People keep telling me that in order to improve an SQL server's performance, buy the fastest hard disks possible with RAID 5, etc.
So I was thinking, instead of spending all the money for RAID 5 and super-duper fast hard disks (which isn't cheap by the way), why not just get tonnes of RAM? We know that an SQL server loads the database into memory. Memory is wayyyy faster than any hard disks.
Why not stuff in like 100 GB of RAM on a server? Then just use a regular SCSI hard disk with RAID 1. Wouldn't that be a lot cheaper and faster?
Your analysis is fine -- to a point -- in that it absolutely will make things faster. You still have to account for a couple of other issues though:
Not everyone can afford enough memory; when you have multiple terabytes of data, you have to put it on disk some time. If you don't have much data, anything is fast enough.
Write performance for your database is still going to be constrained by the disks, so that you can keep the promise that the data was actually stored.
If you have a small data set, or don't need to persist it on disk, there is nothing wrong with your idea. Tools like VoltDB are working to reduce the overheads that older assumptions in RDBMS implementations made which constrain pure in-memory performance.
(As an aside, people telling you to use RAID-5 for database performance are probably not great folks to listen to on the subject, since it is almost never the best choice - it has good read performance, but bad write performance, and writes are almost always the production constraint - because you can throw RAM into caching to solve most read-side performance issues.)
Short version: consider the working set size. Long version: How big is your data? If it can fit in memory of a modern server, yes, you're absolutely right. Unfortunately, the biggest Xeon can address 2TB of RAM right now, and that's not that big of a dataset any more. If you can't buy machine big enough to house your entire working set in RAM, you're forced to solve problems with your brain, not your wallet.
If you want speed:
Follow those steps, and SQL Server will fly.
Then if you want, add more RAM... but do the above first, and you may well find you are done.
In http://www.tbray.org/ongoing/When/200x/2006/05/24/On-Grids . Note that was six years ago. Yes, we have database systems that try (and try hard) to keep the entire dataset in RAM and rather shard to multiple machines than to use the disk because disk is magnitudes slower anyways. You need to write out the dataset to disk but as in the motto above, that's more akin to a background backup task than an online operation. Durability is achieved through append only logs with these databases (I am thinking MongoDB and Redis but there are tons more).
This question is similar to a basic one that has led to a lot of research and development in database architectures over the past 5-10 years. Now that it is feasible to store an entire database in RAM for many use cases, the database needs to be designed around working in RAM, rather than simply applying older inherited architectures to RAM-based storage.

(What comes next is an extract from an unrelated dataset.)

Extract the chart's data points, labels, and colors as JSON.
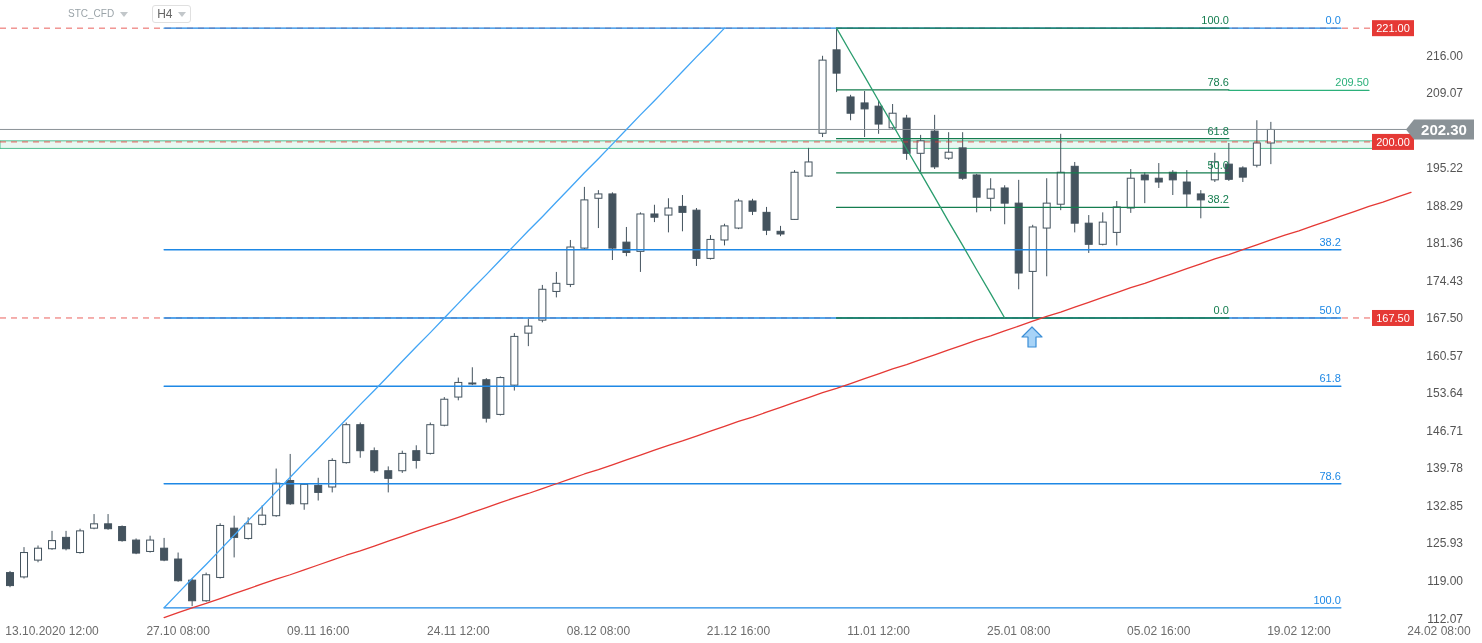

Just as many smaller and more special-purpose languages have been widely adopted in recent years, we are entering an era more special-purpose databases will be needed.
For some further reading on this topic, I recommend the academic paper The End of an Architectural Era (It’s Time for a Complete Rewrite). It's not a difficult read.
It's unclear if this question was specifically about SQL Server. The original poster should clarify this.
Daniel Pittman wrote:
Reducing the overheads from older assumptions in RDBMS implementations was exactly the design goal of VoltDB, but it does scale horizontally with no architectural limit on the data size, and it can persist to disk for full durability using snapshotting and command-logging.
If you can get a server with enough RAM to hold, at least, the hot part of your dataset, you'll be fine. Also, RAID 1 and 5 are not the fastest way to arrange your data - RAID 0 is faster, but, then, you'll have to consider the higher odds of a filesystem failure that wipes out your database - not a nice thing to happen. You can RAID 1 or RAID 5 your RAID 0 array, provided you have enough drives and controllers.
You can even play with replication here - do your writes to a disk-heavy server which replicates to one or more memory-heavy servers where you run complicated queries.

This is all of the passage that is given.